Christine Laurent
Christine Laurent Rédactrice en chef du Vif/L'Express

On dirait qu’ils ont vu le diable dans leur assiette. Les voilà en tout cas tout retournés. Cholestérol, obésité, diabète, maladies cardiaques… autant de dangers qu’ils imaginent tapis au creux de leur salade, cachés dans le c£ur de leur cabillaud ou de leur steack (quand ils ne sont pas devenus carrément végétaliens). La menace rôde, ils croient la débusquer partout : dans les rayons des supermarchés, sur les étals des poissonniers, des bouchers, des volaillers. Sans parler des boulangers, des traiteurs et des crémiers. Bref, aujourd’hui, les consommateurs ont la trouille et ils ne savent plus à quels gourous se fier.

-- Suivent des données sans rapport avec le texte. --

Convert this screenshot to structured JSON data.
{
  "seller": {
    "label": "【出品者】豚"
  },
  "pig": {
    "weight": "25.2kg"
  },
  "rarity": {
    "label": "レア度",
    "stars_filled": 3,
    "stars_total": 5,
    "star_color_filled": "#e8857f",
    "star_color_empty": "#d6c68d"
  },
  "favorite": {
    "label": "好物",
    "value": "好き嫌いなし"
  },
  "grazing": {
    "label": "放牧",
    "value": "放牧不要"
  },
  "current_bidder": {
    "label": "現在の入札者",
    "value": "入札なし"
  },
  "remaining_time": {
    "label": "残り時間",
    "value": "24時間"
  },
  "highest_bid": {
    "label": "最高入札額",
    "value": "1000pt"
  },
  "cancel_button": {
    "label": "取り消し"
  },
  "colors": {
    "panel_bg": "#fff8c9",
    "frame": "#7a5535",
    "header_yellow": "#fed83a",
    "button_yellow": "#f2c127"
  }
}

C’est que depuis cinquante ans, les repères alimentaires sont tout chamboulés, la cacophonie a chassé les certitudes laissant ainsi le consommateur tout déboussolé. Nombreux sont ceux d’ailleurs qui, bien qu’ils soient en parfaite santé, se précipitent chez le médecin, histoire d’y voir plus clair, d’échapper au délire organisé. Docteur, de grâce, des points de repère, des certitudes !

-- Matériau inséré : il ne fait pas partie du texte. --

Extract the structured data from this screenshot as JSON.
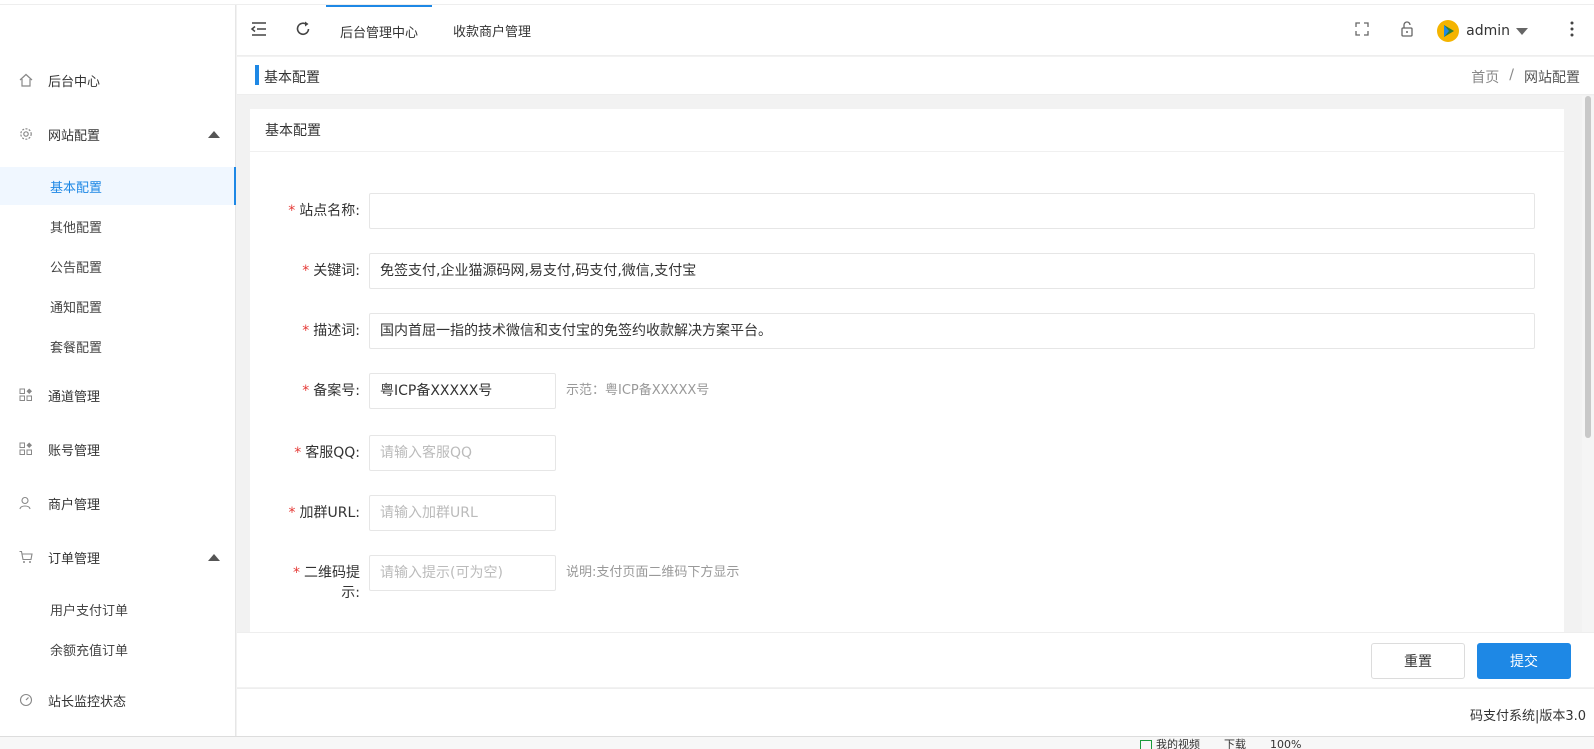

Manger mieux, certes, mais quoi ? Peut-on encore choisir des aliments pour leurs goûts ou parce qu’ils seraient reconnus  » sains  » ? Faut-il, dans l’un des derniers moments de délices où nous nous abandonnons avec volupté, céder au diktat du gastronomiquement correct ? Car quand se nourrir devient se soigner, le puritanisme pointe bel et bien son nez avec pour corollaire l’intolérance aux petites joies simples et gratuites du quotidien.

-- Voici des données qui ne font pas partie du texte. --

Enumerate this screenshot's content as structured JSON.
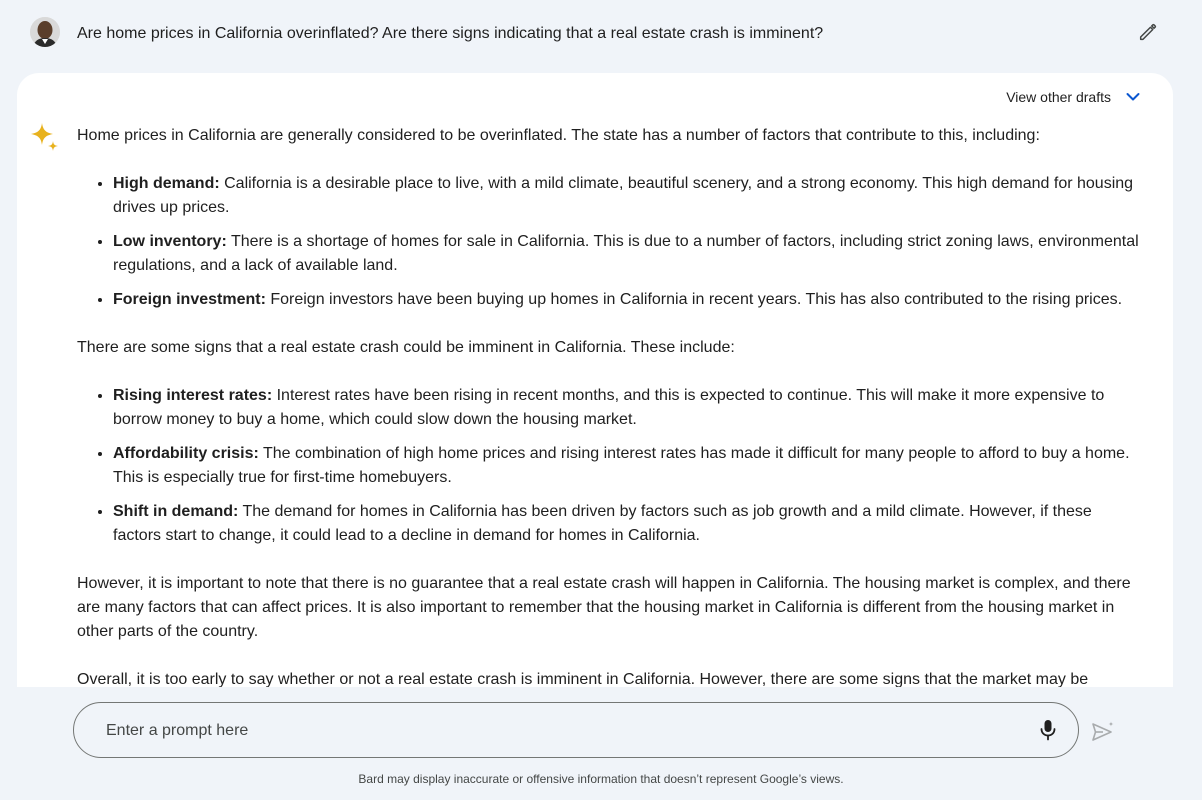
{
  "prompt": {
    "text": "Are home prices in California overinflated? Are there signs indicating that a real estate crash is imminent?"
  },
  "response": {
    "drafts_label": "View other drafts",
    "intro": "Home prices in California are generally considered to be overinflated. The state has a number of factors that contribute to this, including:",
    "factors": [
      {
        "term": "High demand:",
        "text": " California is a desirable place to live, with a mild climate, beautiful scenery, and a strong economy. This high demand for housing drives up prices."
      },
      {
        "term": "Low inventory:",
        "text": " There is a shortage of homes for sale in California. This is due to a number of factors, including strict zoning laws, environmental regulations, and a lack of available land."
      },
      {
        "term": "Foreign investment:",
        "text": " Foreign investors have been buying up homes in California in recent years. This has also contributed to the rising prices."
      }
    ],
    "signs_intro": "There are some signs that a real estate crash could be imminent in California. These include:",
    "signs": [
      {
        "term": "Rising interest rates:",
        "text": " Interest rates have been rising in recent months, and this is expected to continue. This will make it more expensive to borrow money to buy a home, which could slow down the housing market."
      },
      {
        "term": "Affordability crisis:",
        "text": " The combination of high home prices and rising interest rates has made it difficult for many people to afford to buy a home. This is especially true for first-time homebuyers."
      },
      {
        "term": "Shift in demand:",
        "text": " The demand for homes in California has been driven by factors such as job growth and a mild climate. However, if these factors start to change, it could lead to a decline in demand for homes in California."
      }
    ],
    "caveat": "However, it is important to note that there is no guarantee that a real estate crash will happen in California. The housing market is complex, and there are many factors that can affect prices. It is also important to remember that the housing market in California is different from the housing market in other parts of the country.",
    "overall": "Overall, it is too early to say whether or not a real estate crash is imminent in California. However, there are some signs that the market may be"
  },
  "input": {
    "placeholder": "Enter a prompt here"
  },
  "footer": {
    "disclaimer": "Bard may display inaccurate or offensive information that doesn’t represent Google’s views."
  },
  "colors": {
    "page_bg": "#f0f4f9",
    "card_bg": "#ffffff",
    "accent_blue": "#0b57d0",
    "sparkle_gold": "#e8b21e"
  },
  "icons": {
    "edit": "pencil-icon",
    "drafts": "chevron-down-icon",
    "assistant": "sparkle-icon",
    "mic": "microphone-icon",
    "send": "send-icon"
  }
}
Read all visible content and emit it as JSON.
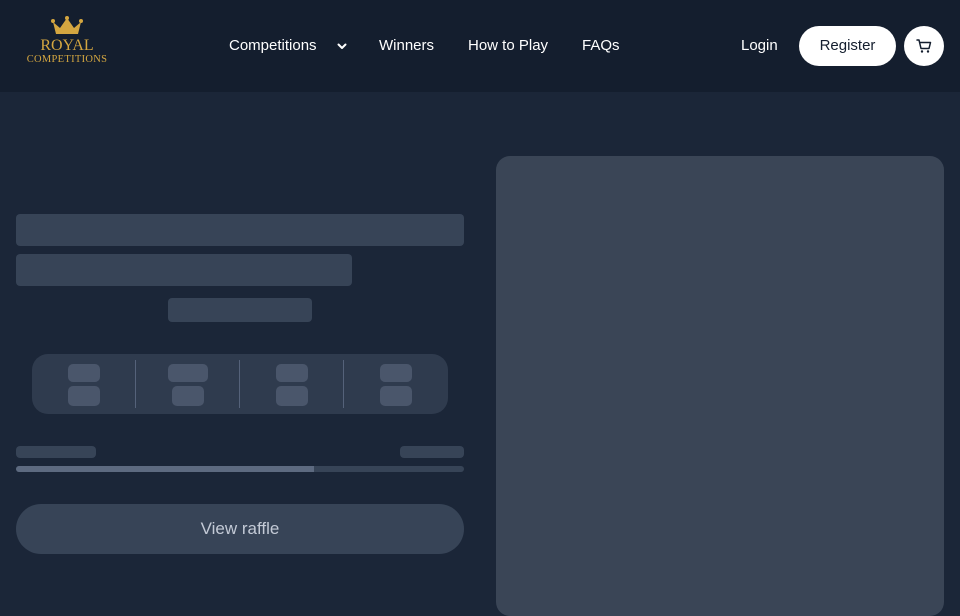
{
  "brand": {
    "line1": "ROYAL",
    "line2": "COMPETITIONS",
    "color": "#d4a640",
    "icon": "crown-icon"
  },
  "nav": {
    "items": [
      {
        "label": "Competitions",
        "has_dropdown": true
      },
      {
        "label": "Winners"
      },
      {
        "label": "How to Play"
      },
      {
        "label": "FAQs"
      }
    ]
  },
  "header_actions": {
    "login_label": "Login",
    "register_label": "Register",
    "cart_icon": "cart-icon"
  },
  "raffle_card": {
    "progress_fraction": 0.665,
    "view_button_label": "View raffle"
  },
  "colors": {
    "page_bg": "#1b2638",
    "header_bg": "#141e2e",
    "skeleton": "#374457"
  }
}
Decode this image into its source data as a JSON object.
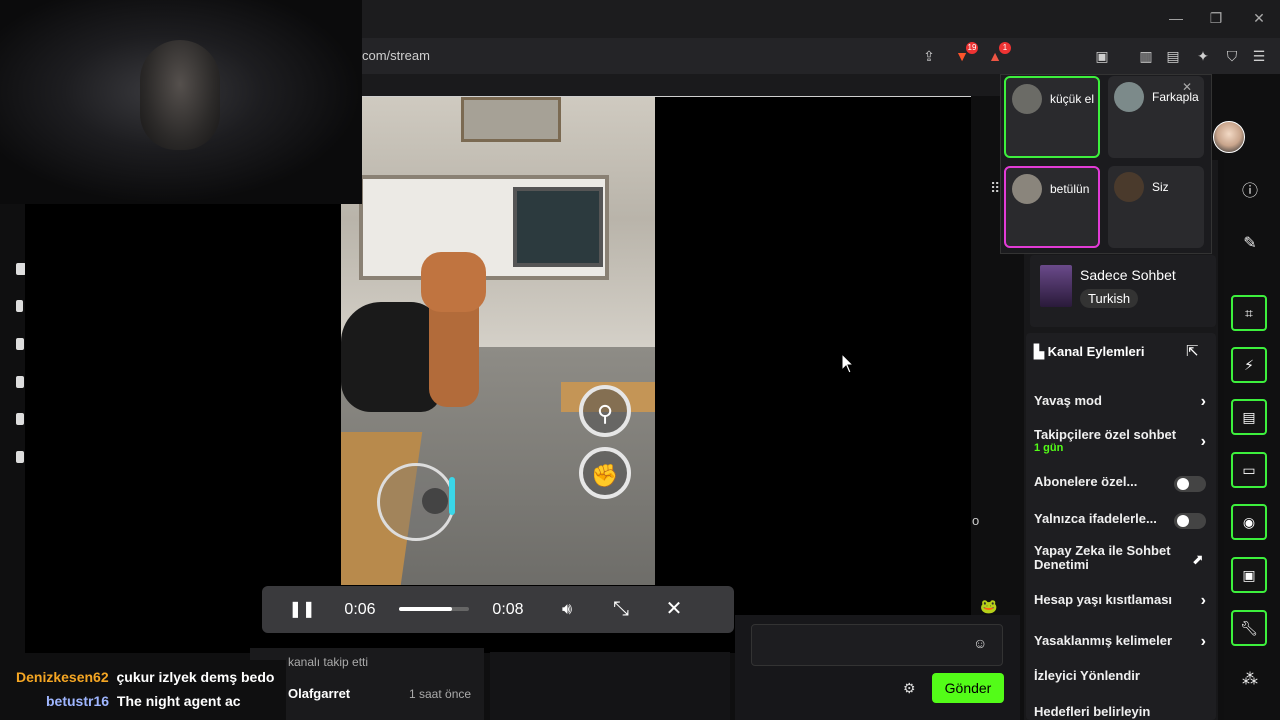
{
  "browser": {
    "url": "com/stream",
    "window_controls": {
      "minimize": "—",
      "maximize": "❐",
      "close": "✕"
    },
    "brave_badge": "19",
    "alert_badge": "1"
  },
  "video": {
    "current_time": "0:06",
    "duration": "0:08",
    "progress_fraction": 0.75
  },
  "call": {
    "participants": [
      {
        "name": "küçük el"
      },
      {
        "name": "Farkapla"
      },
      {
        "name": "betülün"
      },
      {
        "name": "Siz"
      }
    ],
    "close": "✕"
  },
  "stream_info": {
    "category": "Sadece Sohbet",
    "language_tag": "Turkish"
  },
  "channel_actions": {
    "title": "Kanal Eylemleri",
    "rows": [
      {
        "label": "Yavaş mod"
      },
      {
        "label": "Takipçilere özel sohbet",
        "sub": "1 gün"
      },
      {
        "label": "Abonelere özel..."
      },
      {
        "label": "Yalnızca ifadelerle..."
      },
      {
        "label": "Yapay Zeka ile Sohbet Denetimi"
      },
      {
        "label": "Hesap yaşı kısıtlaması"
      },
      {
        "label": "Yasaklanmış kelimeler"
      },
      {
        "label": "İzleyici Yönlendir"
      },
      {
        "label": "Hedefleri belirleyin"
      }
    ]
  },
  "chat": {
    "messages": [
      {
        "user": "Denizkesen62",
        "text": "çukur izlyek demş bedo",
        "color": "#f5a623"
      },
      {
        "user": "betustr16",
        "text": "The night agent ac",
        "color": "#9fb6ff"
      }
    ]
  },
  "activity": {
    "follow_text": "kanalı takip etti",
    "user": "Olafgarret",
    "time": "1 saat önce"
  },
  "composer": {
    "send_label": "Gönder"
  },
  "partial_text": {
    "o": "o"
  },
  "colors": {
    "accent_green": "#53fc18",
    "tile_active_green": "#3df03d",
    "tile_active_pink": "#e23bd6"
  }
}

Un vrai danger qui guette, sans nul doute, les nouveaux toqués de la qualité, ces victimes d’un trouble du comportement alimentaire récemment épinglé par les psys et baptisé orthorexie (du grec orthos  » droit « ). Quand le souci du bien manger vire à l’obsession… On chipote, on jeûne pour mieux grignoter ou picorer. On bannit ce que l’on adorait la veille, de glouton on vire frugal, plus de ripaille, à peine encore des petites pauses douceur. Passer à table devient une vraie souffrance surtout si l’on a le malheur de déraper en avalant à la sauvette une mise en bouche ou un en-cas non autorisés.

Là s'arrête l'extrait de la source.